Having grown up in a country occupied by German forces from 1939 to 1945, the young Kundera was one of many millions who embraced Communism after the war. It was a heady time, with new lists of winners and losers.
“Old injustices were redressed, new injustices were perpetrated,” he wrote in “The Book of Laughter and Forgetting.” “Factories were nationalized, thousands of people went to prison, medical care was free, tobacconists saw their shops confiscated, aged workers vacationed for the first time in expropriated villas, and on our faces we had the smile of happiness.”
Too late, he said, he realized that the evil done in the name of Socialism was not a betrayal of the revolution, but rather a poison inherent in it from the beginning.
When Communism ended in 1989, Mr. Kundera had been living in France 14 years with his wife, Vera Hrabankova, first as a university teacher in Rennes and then in Paris. Czechoslovakia revoked his citizenship in 1979, and he became a French citizen two years later. (In 2019, the government of the Czech Republic restored Mr. Kundera’s citizenship of his homeland.)

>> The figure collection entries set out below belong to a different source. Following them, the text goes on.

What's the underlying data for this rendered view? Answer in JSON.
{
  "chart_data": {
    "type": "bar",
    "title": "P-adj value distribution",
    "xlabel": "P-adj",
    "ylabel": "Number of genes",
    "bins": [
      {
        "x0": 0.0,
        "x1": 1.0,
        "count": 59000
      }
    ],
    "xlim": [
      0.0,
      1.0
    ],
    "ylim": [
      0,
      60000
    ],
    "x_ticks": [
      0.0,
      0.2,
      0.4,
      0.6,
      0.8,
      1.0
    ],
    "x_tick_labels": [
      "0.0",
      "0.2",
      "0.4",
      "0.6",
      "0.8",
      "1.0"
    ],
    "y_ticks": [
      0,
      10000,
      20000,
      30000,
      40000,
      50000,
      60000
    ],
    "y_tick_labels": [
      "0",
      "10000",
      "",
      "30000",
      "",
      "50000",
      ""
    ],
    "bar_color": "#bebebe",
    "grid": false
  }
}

The last book he wrote in Czech before switching to French was “Immortality,” in 1990. Beginning there, the novels were notably less political and more overtly philosophical: “Slowness” (1995), “Identity” (1998) and “Ignorance” (2000).
Of that group, “Immortality,” with bright inventions like the friendship of Hemingway and Goethe when they meet in heaven, was the most favorably received. It enjoyed a few weeks on the Times best-seller list.

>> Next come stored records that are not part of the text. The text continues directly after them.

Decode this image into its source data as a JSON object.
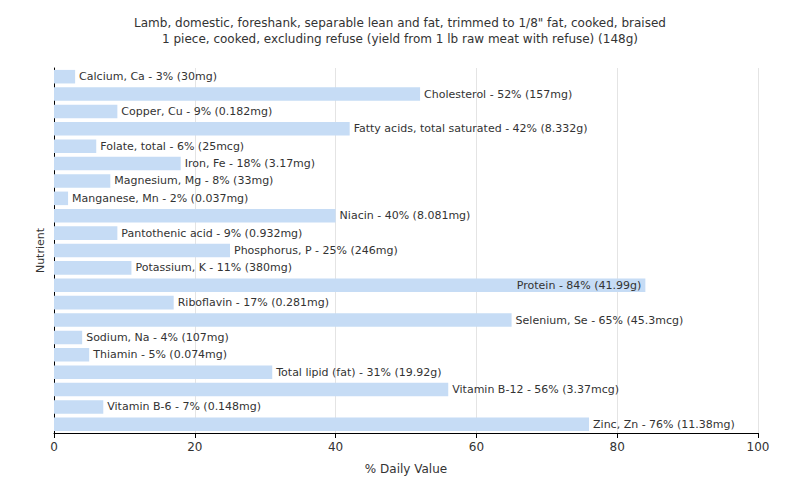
{
  "chart_data": {
    "type": "bar",
    "orientation": "horizontal",
    "title": "Lamb, domestic, foreshank, separable lean and fat, trimmed to 1/8\" fat, cooked, braised",
    "subtitle": "1 piece, cooked, excluding refuse (yield from 1 lb raw meat with refuse) (148g)",
    "x_label": "% Daily Value",
    "y_label": "Nutrient",
    "categories": [
      null,
      null,
      null,
      null,
      null,
      null,
      null,
      null,
      null,
      null,
      null,
      null,
      null,
      null,
      null,
      null,
      null,
      null,
      null,
      null,
      null
    ],
    "values": [
      3,
      52,
      9,
      42,
      6,
      18,
      8,
      2,
      40,
      9,
      25,
      11,
      84,
      17,
      65,
      4,
      5,
      31,
      56,
      7,
      76
    ],
    "value_labels": [
      "Calcium, Ca - 3% (30mg)",
      "Cholesterol - 52% (157mg)",
      "Copper, Cu - 9% (0.182mg)",
      "Fatty acids, total saturated - 42% (8.332g)",
      "Folate, total - 6% (25mcg)",
      "Iron, Fe - 18% (3.17mg)",
      "Magnesium, Mg - 8% (33mg)",
      "Manganese, Mn - 2% (0.037mg)",
      "Niacin - 40% (8.081mg)",
      "Pantothenic acid - 9% (0.932mg)",
      "Phosphorus, P - 25% (246mg)",
      "Potassium, K - 11% (380mg)",
      "Protein - 84% (41.99g)",
      "Riboflavin - 17% (0.281mg)",
      "Selenium, Se - 65% (45.3mcg)",
      "Sodium, Na - 4% (107mg)",
      "Thiamin - 5% (0.074mg)",
      "Total lipid (fat) - 31% (19.92g)",
      "Vitamin B-12 - 56% (3.37mcg)",
      "Vitamin B-6 - 7% (0.148mg)",
      "Zinc, Zn - 76% (11.38mg)"
    ],
    "data_labels": true,
    "color": "#c6dcf5",
    "xlim": [
      0,
      100
    ],
    "xticks": [
      0,
      20,
      40,
      60,
      80,
      100
    ],
    "grid": true,
    "tick_labels": "x"
  }
}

With “Slowness,” Mr. Kundera dismayed more than a few readers by supplying no ending and by exceeding the safe limit of first-person discourse: “And I ask myself: who was dreaming? Who dreamed this story? Who imagined it? She? He? Both of them?” and so on.

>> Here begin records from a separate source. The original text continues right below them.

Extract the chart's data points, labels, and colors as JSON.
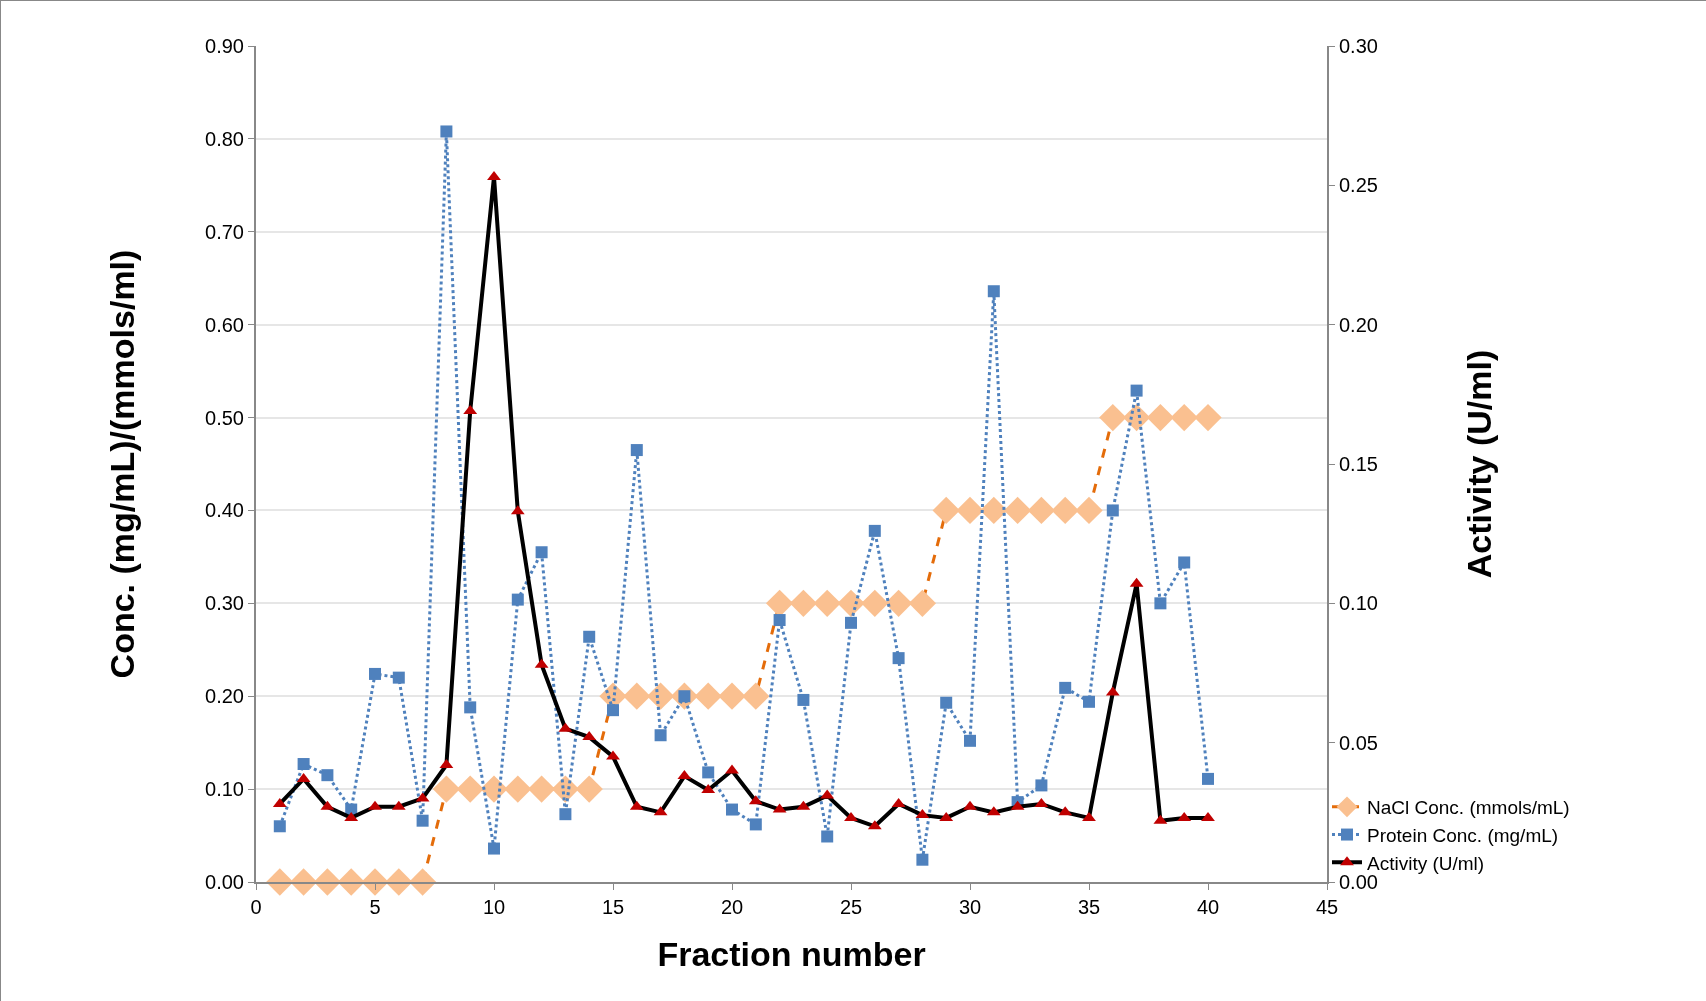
{
  "chart_data": {
    "type": "line",
    "xlabel": "Fraction number",
    "ylabel": "Conc. (mg/mL)/(mmols/ml)",
    "y2label": "Activity (U/ml)",
    "x": [
      1,
      2,
      3,
      4,
      5,
      6,
      7,
      8,
      9,
      10,
      11,
      12,
      13,
      14,
      15,
      16,
      17,
      18,
      19,
      20,
      21,
      22,
      23,
      24,
      25,
      26,
      27,
      28,
      29,
      30,
      31,
      32,
      33,
      34,
      35,
      36,
      37,
      38,
      39,
      40
    ],
    "series": [
      {
        "name": "NaCl Conc. (mmols/mL)",
        "color": "#e46c0a",
        "marker": "diamond",
        "line_style": "dashed",
        "values": [
          0,
          0,
          0,
          0,
          0,
          0,
          0,
          0.1,
          0.1,
          0.1,
          0.1,
          0.1,
          0.1,
          0.1,
          0.2,
          0.2,
          0.2,
          0.2,
          0.2,
          0.2,
          0.2,
          0.3,
          0.3,
          0.3,
          0.3,
          0.3,
          0.3,
          0.3,
          0.4,
          0.4,
          0.4,
          0.4,
          0.4,
          0.4,
          0.4,
          0.5,
          0.5,
          0.5,
          0.5,
          0.5
        ],
        "colors": [
          "#fac090",
          "#fac090",
          "#fac090",
          "#fac090",
          "#fac090",
          "#fac090",
          "#fac090",
          "#fac090",
          "#fac090",
          "#fac090",
          "#fac090",
          "#fac090",
          "#fac090",
          "#fac090",
          "#fac090",
          "#fac090",
          "#fac090",
          "#fac090",
          "#fac090",
          "#fac090",
          "#fac090",
          "#fac090",
          "#fac090",
          "#fac090",
          "#fac090",
          "#fac090",
          "#fac090",
          "#fac090",
          "#fac090",
          "#fac090",
          "#fac090",
          "#fac090",
          "#fac090",
          "#fac090",
          "#fac090",
          "#fac090",
          "#fac090",
          "#fac090",
          "#fac090",
          "#fac090"
        ]
      },
      {
        "name": "Protein Conc. (mg/mL)",
        "color": "#4f81bd",
        "marker": "square",
        "line_style": "dotted",
        "values": [
          0.06,
          0.127,
          0.115,
          0.078,
          0.224,
          0.22,
          0.066,
          0.808,
          0.188,
          0.036,
          0.304,
          0.355,
          0.073,
          0.264,
          0.185,
          0.465,
          0.158,
          0.2,
          0.118,
          0.078,
          0.062,
          0.282,
          0.196,
          0.049,
          0.279,
          0.378,
          0.241,
          0.024,
          0.193,
          0.152,
          0.636,
          0.086,
          0.104,
          0.209,
          0.194,
          0.4,
          0.529,
          0.3,
          0.344,
          0.111
        ]
      },
      {
        "name": "Activity (U/ml)",
        "color": "#000000",
        "marker": "triangle",
        "line_style": "solid",
        "axis": "y2",
        "values": [
          0.028,
          0.037,
          0.027,
          0.023,
          0.027,
          0.027,
          0.03,
          0.042,
          0.169,
          0.253,
          0.133,
          0.078,
          0.055,
          0.052,
          0.045,
          0.027,
          0.025,
          0.038,
          0.033,
          0.04,
          0.029,
          0.026,
          0.027,
          0.031,
          0.023,
          0.02,
          0.028,
          0.024,
          0.023,
          0.027,
          0.025,
          0.027,
          0.028,
          0.025,
          0.023,
          0.068,
          0.107,
          0.022,
          0.023,
          0.023
        ],
        "colors": [
          "#c00000",
          "#c00000",
          "#c00000",
          "#c00000",
          "#c00000",
          "#c00000",
          "#c00000",
          "#c00000",
          "#c00000",
          "#c00000",
          "#c00000",
          "#c00000",
          "#c00000",
          "#c00000",
          "#c00000",
          "#c00000",
          "#c00000",
          "#c00000",
          "#c00000",
          "#c00000",
          "#c00000",
          "#c00000",
          "#c00000",
          "#c00000",
          "#c00000",
          "#c00000",
          "#c00000",
          "#c00000",
          "#c00000",
          "#c00000",
          "#c00000",
          "#c00000",
          "#c00000",
          "#c00000",
          "#c00000",
          "#c00000",
          "#c00000",
          "#c00000",
          "#c00000",
          "#c00000"
        ]
      }
    ],
    "xlim": [
      0,
      45
    ],
    "xticks": [
      0,
      5,
      10,
      15,
      20,
      25,
      30,
      35,
      40,
      45
    ],
    "ylim": [
      0,
      0.9
    ],
    "yticks": [
      {
        "value": 0,
        "label": "0.00"
      },
      {
        "value": 0.1,
        "label": "0.10"
      },
      {
        "value": 0.2,
        "label": "0.20"
      },
      {
        "value": 0.3,
        "label": "0.30"
      },
      {
        "value": 0.4,
        "label": "0.40"
      },
      {
        "value": 0.5,
        "label": "0.50"
      },
      {
        "value": 0.6,
        "label": "0.60"
      },
      {
        "value": 0.7,
        "label": "0.70"
      },
      {
        "value": 0.8,
        "label": "0.80"
      },
      {
        "value": 0.9,
        "label": "0.90"
      }
    ],
    "y2lim": [
      0,
      0.3
    ],
    "y2ticks": [
      {
        "value": 0,
        "label": "0.00"
      },
      {
        "value": 0.05,
        "label": "0.05"
      },
      {
        "value": 0.1,
        "label": "0.10"
      },
      {
        "value": 0.15,
        "label": "0.15"
      },
      {
        "value": 0.2,
        "label": "0.20"
      },
      {
        "value": 0.25,
        "label": "0.25"
      },
      {
        "value": 0.3,
        "label": "0.30"
      }
    ],
    "grid": "y",
    "legend": "bottom right"
  }
}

Besides the long works of fiction, he had written short stories and a play, “Jacques and His Master.” He was also the author of essays, including several that illuminated his work and that of other writers, collected under the title “The Art of the Novel.”
He was often nominated but not selected for the Nobel Prize in Literature.
Enigmatic and private, and more than a little grumpy about the clatter and clutter of modern Western society, Mr. Kundera was largely out of the public eye from 2000 until the announcement in 2014 that he had created yet another novel, “The Festival of Insignificance,” originally written in French.
Set in Paris and barely exceeding 100 pages — the critic Michiko Kakutani dismissed it in The Times as “flimsy” — it follows the perambulations of five friends through whom Mr. Kundera considers familiar themes of laughter, practical jokes, despair, sex and death.
The novelist Diane Johnson, writing in The Times Book Review, speculated on the central importance of laughter to Mr. Kundera.
“It may be that when Kundera writes about laughter,” she wrote, “he conceives of it not as a subjective expression of appreciation or surprise, the way we usually understand it, but as a material form of aggression, an actual act of self-defense, even a duty.”
As Mr. Kundera himself wrote in “Insignificance,” “We’ve known for a long time that it was no longer possible to overturn this world, nor reshape it, nor head off its dangerous headlong rush. There’s been only one possible resistance: to not take it seriously.”
He had struck a similar note in 1985, on accepting the Jerusalem Prize, one of several honors he received.
“There is a fine Jewish proverb,” he said in his acceptance speech: “Man thinks, God laughs.” And then a fine Kunderian flourish:
“But why does God laugh? Because man thinks, and the truth escapes him. Because the more men think, the more one man’s thought diverges from another’s. And finally, because man is never what he thinks he is.”
Constant Méheut contributed reporting.